Sinemaya 1951 yapımı “Vatan ve Namık Kemal” filmiyle atıldı. 1955 yapımı “Beyaz Mendil” filminin yönetmen yardımcılığını üstlendi. 19 filmden oluşan “Cilalı İbo” serisinde canlandırdığı aynı adlı karakterle tanındı. Serinin tüm filmleri şunlardır: “Cilalı İbo Yıldızlar Arasında” (1958), “Cilalı İbo Casuslar Arasında” (1959), “Cilalı İbo ve Tophane Gülü” (1959), “Gönül Kimi Severse” (1959), “Cilalı İbo’nun Çilesi” (1960), “Cilalı İbo Zoraki Baba” (1961), “Cilalı İbo Rüyalar Âleminde” (1962), “Cilalı İbo Kızlar Pansiyonunda” (1963), “Cilalı İbo Perili Köşkte” (1963), “Cilalı İbo Kadın Avcısı” (1964), “Cilalı İbo ve Kırk Haramiler” (1964), “Cilalı İbo İstanbul Kaldırımlarında” (1968), “Cilalı İbo Almanya’da” (1970), “Cilalı İbo Teksas Fatihi” (1971), “Cilalı İbo Yetimler Meleği” (1971), “Çalsın Sazlar” (1984), “Cilalı İbo Beni Anneme Götür” (1985), “Cilalı İbo Maceralar Peşinde” (1986), “Donanmanın Gülü” (1987).

24 Nisan 2004 tarihinde, İstanbul’da vefat etti.

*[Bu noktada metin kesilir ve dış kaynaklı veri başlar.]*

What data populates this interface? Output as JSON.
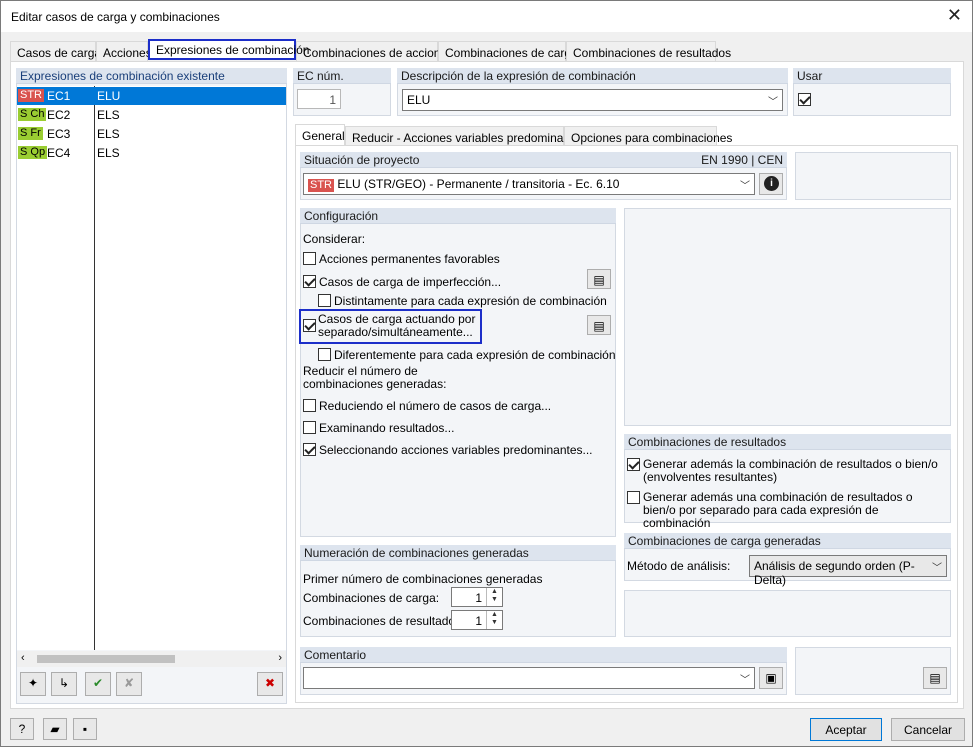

Adı, 2007 yılında Beykoz Belediyesi tarafından açılan bir tiyatroya verildi.

“Cilalı İbo” serisi haricinde toplamda 47 film ve dizide oynadı. Bazıları şunlardır:

Güzeller Resmi Geçidi (1960)

Beş Şeker Kız (1964)

Düğün Gecesi (1966)

Sinekli Bakkal (1967)

Perihan Abla (televizyon dizisi, 1986)

 

Feridun Karakaya’dan bir anı: “Esmeralda Revüsü gelmişti İstanbul’a. Figüran alacaklarını duydum. Tam oraya gittik, ‘Uzun boyluları alacağız, kısalar gitsin.’ demezler mi? Hemen ayağımın altına iki paket taşı koydum. Üstüne bastım. Önümde de bir sıra uzun boylu adam… Taşlar görünmüyor. ‘Sen, sen, sen!’ diye seçtiler. İsimlerimizi de yazdılar o sırada. Böylece birkaç ay gündeliği çıkarttık gitti. Uzun boyla da ilgisi olmayan bir şeydi. İspanyol elbisesi giyip masalarda oturmaktı görevimiz. Ama yılmamak lazım, ekmek parası için…”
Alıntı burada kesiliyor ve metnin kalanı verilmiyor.